The report, published in the Journal of Pain, states, “The most direct path to achieving dramatic advances in pain treatment is through substantially increased investment in pain research and education, which would enable the pursuit of an aggressive translational pain-research agenda.”

According to the press release, five broad goals were identified in the report:

  • To develop novel pain treatments that enhance clinically meaningful pain relief and functional improvement with acceptable adverse effects.
  • To expedite progress toward the prevention, diagnosis and management of pain conditions.
  • To optimize the use of access to currently available treatments that are known to be effective.
  • To understand the impact of health policies and systems on pain treatment.
  • To improve pain management through education research.

Potential new therapies would include interventions targeted at blocking pain signals at their sources, therapeutics that disrupt or reverse molecular pain mechanisms and therapeutics that modulate or mimic endogenous pain control mechanisms.

The authors also recommended more research in the area of making currently available treatments safer, according to the release.
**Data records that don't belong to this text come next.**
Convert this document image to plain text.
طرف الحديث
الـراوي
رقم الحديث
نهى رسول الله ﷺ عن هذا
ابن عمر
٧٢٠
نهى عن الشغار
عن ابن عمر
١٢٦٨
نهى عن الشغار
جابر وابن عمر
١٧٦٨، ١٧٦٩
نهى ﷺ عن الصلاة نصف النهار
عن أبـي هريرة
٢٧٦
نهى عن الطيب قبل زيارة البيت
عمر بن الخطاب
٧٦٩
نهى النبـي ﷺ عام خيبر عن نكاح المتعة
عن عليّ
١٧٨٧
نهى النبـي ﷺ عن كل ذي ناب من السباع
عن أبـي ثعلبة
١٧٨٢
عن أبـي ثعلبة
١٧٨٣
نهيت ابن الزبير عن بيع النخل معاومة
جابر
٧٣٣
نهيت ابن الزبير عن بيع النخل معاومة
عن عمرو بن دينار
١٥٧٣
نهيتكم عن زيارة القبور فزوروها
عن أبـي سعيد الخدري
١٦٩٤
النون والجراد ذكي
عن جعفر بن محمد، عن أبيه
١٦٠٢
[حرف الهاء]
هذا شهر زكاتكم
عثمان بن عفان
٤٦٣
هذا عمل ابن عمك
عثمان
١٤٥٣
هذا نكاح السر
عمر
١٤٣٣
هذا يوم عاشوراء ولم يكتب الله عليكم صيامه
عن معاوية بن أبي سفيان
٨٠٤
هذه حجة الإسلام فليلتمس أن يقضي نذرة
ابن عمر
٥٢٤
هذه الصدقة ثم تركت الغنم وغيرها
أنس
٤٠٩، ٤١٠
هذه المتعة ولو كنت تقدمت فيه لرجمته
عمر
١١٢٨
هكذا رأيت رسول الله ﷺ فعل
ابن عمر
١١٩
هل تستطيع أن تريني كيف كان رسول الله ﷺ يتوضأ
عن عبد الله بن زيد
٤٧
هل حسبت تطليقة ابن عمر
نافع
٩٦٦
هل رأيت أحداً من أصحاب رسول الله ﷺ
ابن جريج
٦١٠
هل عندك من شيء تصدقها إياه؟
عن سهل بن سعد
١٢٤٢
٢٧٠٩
“Our work in developing the pain research agenda showed that even the most optimistic estimates indicate that pain research is woefully underfunded relative to its prevalence, disease burden and economic toll,” co-author and former APS president, Roger B. Fillingim, PhD, said in the release.

“Chronic pain must become a national priority. Much larger investments have been made, such as decoding the human genome and halting the HIV epidemic, and the results have been nothing short of transformative,” APS President Gregory Terman, MD, PhD, professor of anesthesiology, University of Washington Medical School, said in a press release. “Is the daily suffering of 100 million Americans less important?”

Reference: www.americanpainsociety.org.